Tuesday, October 4, 2011

The storied career of AJ Mungo

You can call him AJ, you can call him Andrew ...
Call him AJ. Not a lot of people do these days, at least not in our little city where he a local celebrity — famous, you could say — where everybody knows him by his given name. The nickname goes back, way back, to the days  when he was a young punk and promising juvenile delinquent growing up on the wrong side of the river, back to his father, who people also called AJ, although the initials meant something else.  The father was Andrew Joseph, the son was  Andrew John. That became an issue at his christening, when the parish priest insisted that, to avoid a lifetime of confusion Andrew John have "Jr." tacked on to his name, which is why the name on the box of "Thanks for Listening, a Memoir" says, "a film by AJ Mungo and" — talk about a name — "Amie Spiridigliozzi-Keefe" instead of "Andrew J. Mungo Jr." It's also one of the stories Mungo tells in the film, which gets a proper big screen premiere this week at the Screening Room, the city's hip, alternative cinema, which he owns, and which, after three decades in fashionable, trendy Blueberry Port, has propelled him to superstar status or, at least, relative fame, but only within the city limits.

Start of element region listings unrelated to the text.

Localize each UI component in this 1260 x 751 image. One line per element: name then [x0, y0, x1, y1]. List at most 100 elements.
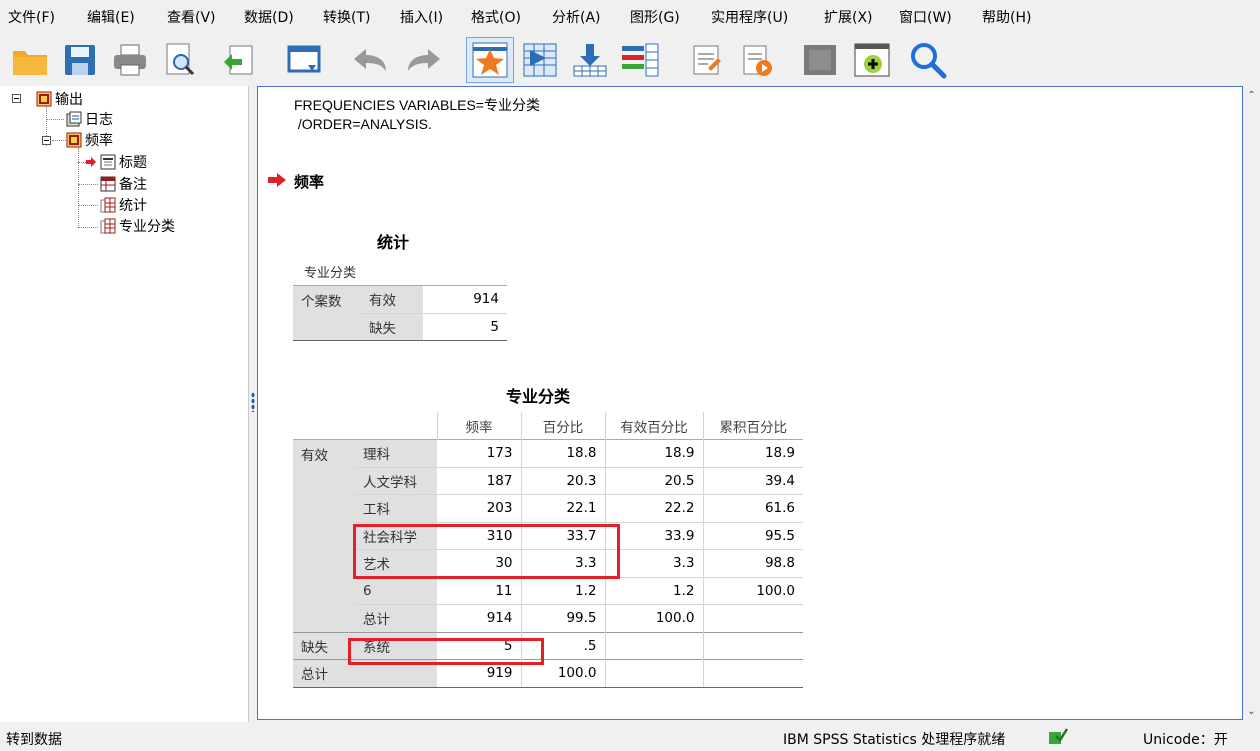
- percent-cell: 22.1: [520, 494, 605, 522]
- valid-percent-cell: 20.5: [604, 466, 703, 495]
- cumulative-percent-cell: [702, 659, 803, 688]
- redo-arrow-icon: [408, 49, 440, 71]
- col-header-percent: 百分比: [520, 412, 605, 440]
- cumulative-percent-cell: [702, 631, 803, 660]
- unicode-status: Unicode：开: [1143, 732, 1228, 748]
- menu-view[interactable]: 查看(V): [165, 7, 242, 27]
- scroll-up-icon[interactable]: ⌃: [1246, 90, 1257, 101]
- row-group-label: [293, 522, 355, 550]
- grey-panel-icon: [804, 45, 836, 75]
- table-row: 工科 203 22.1 22.2 61.6: [293, 494, 803, 522]
- outline-node-notes[interactable]: 备注: [100, 174, 147, 194]
- table-row: 6 11 1.2 1.2 100.0: [293, 576, 803, 605]
- procedure-heading[interactable]: 频率: [294, 171, 324, 192]
- collapse-output-toggle[interactable]: [12, 94, 21, 103]
- edit-document-icon: [693, 45, 721, 75]
- variables-button[interactable]: [616, 37, 664, 83]
- hide-item-button[interactable]: [796, 37, 844, 83]
- outline-node-major[interactable]: 专业分类: [100, 216, 175, 236]
- syntax-line-2: /ORDER=ANALYSIS.: [294, 116, 432, 132]
- goto-data-button[interactable]: [466, 37, 514, 83]
- undo-button[interactable]: [346, 37, 394, 83]
- freq-table-icon: [100, 218, 116, 234]
- menu-window[interactable]: 窗口(W): [897, 7, 980, 27]
- open-folder-button[interactable]: [6, 37, 54, 83]
- goto-variable-button[interactable]: [516, 37, 564, 83]
- menu-data[interactable]: 数据(D): [242, 7, 321, 27]
- log-icon: [66, 111, 82, 127]
- frequency-cell: 914: [437, 604, 521, 632]
- show-item-button[interactable]: [848, 37, 896, 83]
- percent-cell: 99.5: [520, 604, 605, 632]
- syntax-line-1: FREQUENCIES VARIABLES=专业分类: [294, 97, 540, 113]
- undo-arrow-icon: [354, 49, 386, 71]
- statistics-table-title: 统计: [377, 233, 410, 252]
- menu-format[interactable]: 格式(O): [469, 7, 550, 27]
- redo-button[interactable]: [400, 37, 448, 83]
- stats-cell: 914: [423, 285, 507, 313]
- menu-edit[interactable]: 编辑(E): [85, 7, 165, 27]
- pane-splitter[interactable]: [249, 86, 257, 722]
- printer-icon: [114, 44, 146, 76]
- floppy-disk-icon: [65, 45, 95, 75]
- magnifier-page-icon: [166, 43, 195, 76]
- cumulative-percent-cell: 98.8: [702, 549, 803, 577]
- output-content-pane: FREQUENCIES VARIABLES=专业分类 /ORDER=ANALYS…: [257, 86, 1243, 720]
- add-green-icon: [854, 43, 890, 77]
- menu-analyze[interactable]: 分析(A): [550, 7, 628, 27]
- designate-window-button[interactable]: [682, 37, 730, 83]
- row-group-label: [293, 604, 355, 632]
- menu-help[interactable]: 帮助(H): [980, 7, 1050, 27]
- row-group-label: [293, 577, 355, 605]
- row-label: 总计: [355, 604, 437, 632]
- menu-graphs[interactable]: 图形(G): [628, 7, 709, 27]
- outline-node-output[interactable]: 输出: [36, 89, 83, 109]
- outline-node-statistics[interactable]: 统计: [100, 195, 147, 215]
- valid-percent-cell: [604, 659, 703, 688]
- splitter-grip[interactable]: [251, 392, 255, 412]
- table-row: 总计 914 99.5 100.0: [293, 604, 803, 632]
- print-preview-button[interactable]: [156, 37, 204, 83]
- insert-cases-button[interactable]: [566, 37, 614, 83]
- menu-transform[interactable]: 转换(T): [321, 7, 398, 27]
- valid-percent-cell: [604, 631, 703, 660]
- statistics-variable-label: 专业分类: [304, 266, 357, 281]
- percent-cell: 20.3: [520, 466, 605, 495]
- statistics-table[interactable]: 个案数 有效 914 缺失 5: [293, 285, 507, 341]
- outline-node-title[interactable]: 标题: [100, 152, 147, 172]
- col-header-frequency: 频率: [436, 412, 521, 440]
- download-grid-icon: [573, 44, 607, 77]
- cumulative-percent-cell: 61.6: [702, 494, 803, 522]
- menu-insert[interactable]: 插入(I): [398, 7, 469, 27]
- output-book-icon: [36, 91, 52, 107]
- table-row: 人文学科 187 20.3 20.5 39.4: [293, 466, 803, 495]
- vertical-scrollbar[interactable]: ⌃ ⌄: [1243, 86, 1260, 722]
- search-button[interactable]: [904, 37, 952, 83]
- collapse-freq-toggle[interactable]: [42, 136, 51, 145]
- print-button[interactable]: [106, 37, 154, 83]
- recall-dialog-button[interactable]: [280, 37, 328, 83]
- cumulative-percent-cell: 18.9: [702, 439, 803, 467]
- highlight-box-social-arts: [353, 524, 620, 579]
- valid-percent-cell: 18.9: [604, 439, 703, 467]
- run-script-button[interactable]: [732, 37, 780, 83]
- percent-cell: 1.2: [520, 576, 605, 605]
- notes-table-icon: [100, 176, 116, 192]
- search-icon: [911, 43, 947, 79]
- star-grid-icon: [472, 42, 508, 78]
- processor-ready-icon: [1049, 728, 1068, 744]
- export-button[interactable]: [214, 37, 262, 83]
- valid-percent-cell: 1.2: [604, 576, 703, 605]
- menu-extensions[interactable]: 扩展(X): [822, 7, 897, 27]
- menu-utilities[interactable]: 实用程序(U): [709, 7, 822, 27]
- row-group-label: [293, 494, 355, 522]
- outline-node-log[interactable]: 日志: [66, 109, 113, 129]
- outline-node-frequencies[interactable]: 频率: [66, 130, 113, 150]
- menu-file[interactable]: 文件(F): [6, 7, 85, 27]
- valid-percent-cell: 100.0: [604, 604, 703, 632]
- save-button[interactable]: [56, 37, 104, 83]
- scroll-down-icon[interactable]: ⌄: [1246, 706, 1257, 717]
- row-group-label: 有效: [293, 439, 355, 467]
- toolbar: [0, 34, 1260, 86]
- cumulative-percent-cell: 39.4: [702, 466, 803, 495]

He still has to pay cash in Strawberry Port, and in Raspberry Port he has to show a photo ID. The movie, the film-maker and -shower says, tongue squarely in cheek, is his bid to bust the fame game open — beyond the Merrimack, even. And, at the same time, goose his rep here, in the most delicious of the Ports, because fame can be fleeting, and while most folks may know who he is, this guy behind the camera, or the popcorn machine, or, depending on the day, the ticket booth, what do we actually know about him? And, while we're talking about him, what's the deal with his freakishly large head?